Río de Janeiro - Los estados de Rio Grande do Sul y Santa Catarina, en el extremo sur de Brasil, se encontraban hoy en alerta de ciclón extratropical, que según especialistas podría levantar vientos de hasta 80 km/h y provocar lluvias de gran intensidad.
Según el Instituto Nacional de Meteorología (Inmet), el ciclón afectará este jueves y viernes principalmente la región costera al este de Rio Grande do Sul, limítrofe con Uruguay y Argentina, y Santa Catarina y su paso podría también ser sentido en el litoral del vecino estado de Paraná.

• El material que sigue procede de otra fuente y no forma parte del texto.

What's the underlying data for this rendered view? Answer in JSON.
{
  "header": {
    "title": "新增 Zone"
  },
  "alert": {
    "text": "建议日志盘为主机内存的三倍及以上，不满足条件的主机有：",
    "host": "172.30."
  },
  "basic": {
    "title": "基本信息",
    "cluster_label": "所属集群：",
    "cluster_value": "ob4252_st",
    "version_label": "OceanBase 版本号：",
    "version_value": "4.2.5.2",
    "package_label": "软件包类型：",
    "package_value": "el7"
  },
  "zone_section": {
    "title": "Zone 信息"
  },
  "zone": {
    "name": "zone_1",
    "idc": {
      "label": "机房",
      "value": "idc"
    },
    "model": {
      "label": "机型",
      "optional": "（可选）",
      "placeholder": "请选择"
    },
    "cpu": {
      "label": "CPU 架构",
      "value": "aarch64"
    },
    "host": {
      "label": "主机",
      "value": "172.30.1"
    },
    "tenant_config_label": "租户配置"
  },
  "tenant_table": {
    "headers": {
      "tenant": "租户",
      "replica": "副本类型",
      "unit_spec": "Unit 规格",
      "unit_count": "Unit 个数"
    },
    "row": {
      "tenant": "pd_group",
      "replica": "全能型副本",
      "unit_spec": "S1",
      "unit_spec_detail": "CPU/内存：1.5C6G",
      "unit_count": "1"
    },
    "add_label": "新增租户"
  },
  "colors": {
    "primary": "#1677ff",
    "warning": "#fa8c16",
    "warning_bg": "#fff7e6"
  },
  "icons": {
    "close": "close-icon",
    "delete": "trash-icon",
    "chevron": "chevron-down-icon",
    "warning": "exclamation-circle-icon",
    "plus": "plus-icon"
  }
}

El ciclón "se está configurando y dirigiendo su avance hacia el medio del océano" Atlántico, dijo a la AFP Luis Cavalcanti, especialista del Inmet. El ciclón podría intensificarse el viernes con vientos de entre 60 y los 80 km/h y alejarse de la costa el sábado.
En el mar, las olas podrían alcanzar hasta cuatro metros de altura, de acuerdo con otras previsiones divulgadas por el Centro de Previsión del Tiempo y Estudios Climáticos (Cptec).
Los especialistas han recomendando a los pescadores suspender sus actividades y a la población evitar la cercanía a la zona costera.
En Santa Catarina, la Defensa Civil espera que el impacto se sienta más en el litoral sur mientras que en Paraná, se espera que los vientos sólo provoquen una agitación en el mar entre el viernes y sábado próximos.
La causa de los fenómenos meteorológicos citada por los especialistas es el encuentro de un frente frío que viene del sur con una masa inestable que llegó del norte de Argentina y sur de Paraguay.
En distintas zonas de los vecinos Argentina, Paraguay y Uruguay las lluvias y fuertes vientos causaron importantes daños la semana pasada.
Un tornado afectó ya el lunes la ciudad de Muitos Capoes (a 275 km de Porto Alegre, Rio Grande do Sul) donde se registraron 16 heridos.
Desde el lunes hasta la mañana de este jueves se contrabilizaron 127 mm de lluvia en la localidad de Igrejinha, en Rio Grande do Sul, mientras que las localidades cercanas a los ríos se encuentran en alerta ante la posibilidad de desbordes, de acuerdo con los últimos datos de Defensa Civil.
Los meteorólogos también han llamado la atención sobre los cambios climáticos que se registran en otras zonas de Brasil. En el estado de Mato Grosso, en el centro oeste del país, un vendaval dejó sin electricidad a unas 300.000 personas la noche del miércoles.
La región está siendo afectada por lluvias intensas y caída de granizo.
El norte y nordeste brasileño sigue soportando mientras tanto los efectos de una sequía, con escasas lluvias y aire cálido.